Ana Sayfa Arama Galeri Video Yazarlar
Üyelik
Üye Girişi
Yayın/Gazete
Yayınlar
Kategoriler
Servisler
Nöbetçi Eczaneler Sayfası Nöbetçi Eczaneler Hava Durumu Namaz Vakitleri Gazeteler Puan Durumu
Sosyal Medya
Uygulamamızı İndir

Hoşça kalın…

Gece hiç uyuyamadım. Artık,

Gece hiç uyuyamadım.

Artık, “karanlık aydınlığa dönse de kendimi sokağa atsam” diye içimden geçirdim.

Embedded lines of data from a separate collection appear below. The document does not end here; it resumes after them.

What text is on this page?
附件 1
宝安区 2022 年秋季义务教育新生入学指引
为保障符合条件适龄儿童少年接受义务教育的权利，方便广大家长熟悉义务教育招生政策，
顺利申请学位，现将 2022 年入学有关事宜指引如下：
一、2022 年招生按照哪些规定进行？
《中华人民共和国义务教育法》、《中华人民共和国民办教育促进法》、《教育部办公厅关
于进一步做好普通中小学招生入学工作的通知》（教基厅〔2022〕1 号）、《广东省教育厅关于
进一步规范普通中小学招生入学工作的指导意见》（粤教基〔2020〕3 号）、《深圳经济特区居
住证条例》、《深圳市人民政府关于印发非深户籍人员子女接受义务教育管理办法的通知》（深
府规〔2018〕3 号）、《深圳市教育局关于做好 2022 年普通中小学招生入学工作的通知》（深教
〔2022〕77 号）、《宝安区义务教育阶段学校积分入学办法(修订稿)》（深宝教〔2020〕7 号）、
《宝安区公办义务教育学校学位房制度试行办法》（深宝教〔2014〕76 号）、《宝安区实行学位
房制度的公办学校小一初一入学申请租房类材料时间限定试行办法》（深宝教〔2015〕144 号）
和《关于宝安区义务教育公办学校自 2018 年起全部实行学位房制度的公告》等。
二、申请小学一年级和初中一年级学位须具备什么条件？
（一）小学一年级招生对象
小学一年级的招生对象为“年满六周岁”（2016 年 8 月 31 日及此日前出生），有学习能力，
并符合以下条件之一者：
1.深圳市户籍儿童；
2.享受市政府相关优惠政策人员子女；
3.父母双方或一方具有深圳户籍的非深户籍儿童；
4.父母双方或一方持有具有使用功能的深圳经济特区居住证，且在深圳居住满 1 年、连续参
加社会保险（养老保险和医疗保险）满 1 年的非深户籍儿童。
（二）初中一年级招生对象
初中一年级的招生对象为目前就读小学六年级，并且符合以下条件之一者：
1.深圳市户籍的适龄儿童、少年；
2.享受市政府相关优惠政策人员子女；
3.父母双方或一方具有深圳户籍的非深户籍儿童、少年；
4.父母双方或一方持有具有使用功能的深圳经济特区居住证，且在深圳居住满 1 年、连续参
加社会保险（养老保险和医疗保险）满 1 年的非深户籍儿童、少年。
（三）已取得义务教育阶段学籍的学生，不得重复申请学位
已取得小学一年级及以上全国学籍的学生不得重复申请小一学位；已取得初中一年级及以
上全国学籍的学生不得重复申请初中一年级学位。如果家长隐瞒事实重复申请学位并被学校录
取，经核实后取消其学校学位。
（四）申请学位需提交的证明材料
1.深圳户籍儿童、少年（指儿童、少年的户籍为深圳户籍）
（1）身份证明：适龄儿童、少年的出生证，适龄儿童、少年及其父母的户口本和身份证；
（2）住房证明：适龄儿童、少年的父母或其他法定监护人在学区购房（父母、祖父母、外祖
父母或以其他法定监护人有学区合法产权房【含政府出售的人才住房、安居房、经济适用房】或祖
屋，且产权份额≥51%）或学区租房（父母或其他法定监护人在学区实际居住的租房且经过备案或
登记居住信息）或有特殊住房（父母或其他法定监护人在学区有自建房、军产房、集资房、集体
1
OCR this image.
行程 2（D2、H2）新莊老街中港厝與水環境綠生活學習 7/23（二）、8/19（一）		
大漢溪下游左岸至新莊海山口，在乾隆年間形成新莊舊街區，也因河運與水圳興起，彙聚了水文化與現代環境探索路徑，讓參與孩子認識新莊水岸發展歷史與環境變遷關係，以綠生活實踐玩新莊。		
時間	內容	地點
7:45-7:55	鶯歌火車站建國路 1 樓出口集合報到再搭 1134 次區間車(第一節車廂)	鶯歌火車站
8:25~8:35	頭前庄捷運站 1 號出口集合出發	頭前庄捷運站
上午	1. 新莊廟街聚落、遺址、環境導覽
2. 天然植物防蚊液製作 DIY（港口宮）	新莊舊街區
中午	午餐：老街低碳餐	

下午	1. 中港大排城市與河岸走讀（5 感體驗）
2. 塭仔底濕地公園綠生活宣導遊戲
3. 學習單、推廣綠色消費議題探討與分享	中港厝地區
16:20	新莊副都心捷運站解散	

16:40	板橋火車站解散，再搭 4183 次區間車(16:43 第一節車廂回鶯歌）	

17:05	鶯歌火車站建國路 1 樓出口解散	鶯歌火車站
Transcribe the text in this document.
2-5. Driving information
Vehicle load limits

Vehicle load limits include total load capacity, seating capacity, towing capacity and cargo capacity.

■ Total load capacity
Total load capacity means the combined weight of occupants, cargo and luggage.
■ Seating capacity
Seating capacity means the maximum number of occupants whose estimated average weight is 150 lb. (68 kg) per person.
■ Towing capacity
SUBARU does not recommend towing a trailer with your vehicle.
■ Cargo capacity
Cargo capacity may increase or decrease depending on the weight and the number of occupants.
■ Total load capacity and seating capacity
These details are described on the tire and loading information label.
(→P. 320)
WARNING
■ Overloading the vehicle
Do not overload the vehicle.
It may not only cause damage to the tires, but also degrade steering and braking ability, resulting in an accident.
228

Günün ilk ışıklarıyla birlikte sokaktaydım.

Benim dışımda sokakta ancak zorunlu olanlar yürüyor, ya da bir yerlere gidiyorlardı.

İçlerinde belki de tek amaçsızca giden ben olabilirdim.

Dakikalar, saatler boyu ara sokaklarda, kordonda yürüdüm.

Ayaklarım vücudumu taşıyordu, ama kafamın içinde düşünceler, anılar ardı ardına tamamlanmadan bir film şeridi misali geçiyordu.

En iyisi dedim kendi kendime GAZETE’ye gidip “son veda” yazısını kaleme alayım.

Valiliğin önünden bir hamlede büro için geri döndüm.

İlk istikamet Tarla Sokak olacaktı.

Nedense Sahil Kıraathanesi önüne geldiğimde içimden bir bardak çay içmek geldi.

Daha kimseler yoktu.

Sabah takımını taklavatını almış, günün yemi ile ne balığı tutacağını düşündüğüm birkaç balıkçı karşılıklı sohbet ediyordu.

Doğrusu ne anlattıkları meralar, ne de balıklar hiç ilgimi çekmedi.

Tek odaklandığım konu; bugün tam 30 yıl önce çıkarmaya başladığım gazete için son kez çalışıyor olmamdı.

Güneş kızıllığını, tam aydınlanmaya beyaza çevirmeye başladı.

Bir ara çevremden geçenlerin de çoğaldığını, sokakların kalabalıklaştığını hissettim.

“Haydi” dedim kendi kendime, “Kapattığın ilk gazete bu oluyor ama ayrıldığın ilk gazete bu değil ki” diyerek teselli olmaya çalıştım.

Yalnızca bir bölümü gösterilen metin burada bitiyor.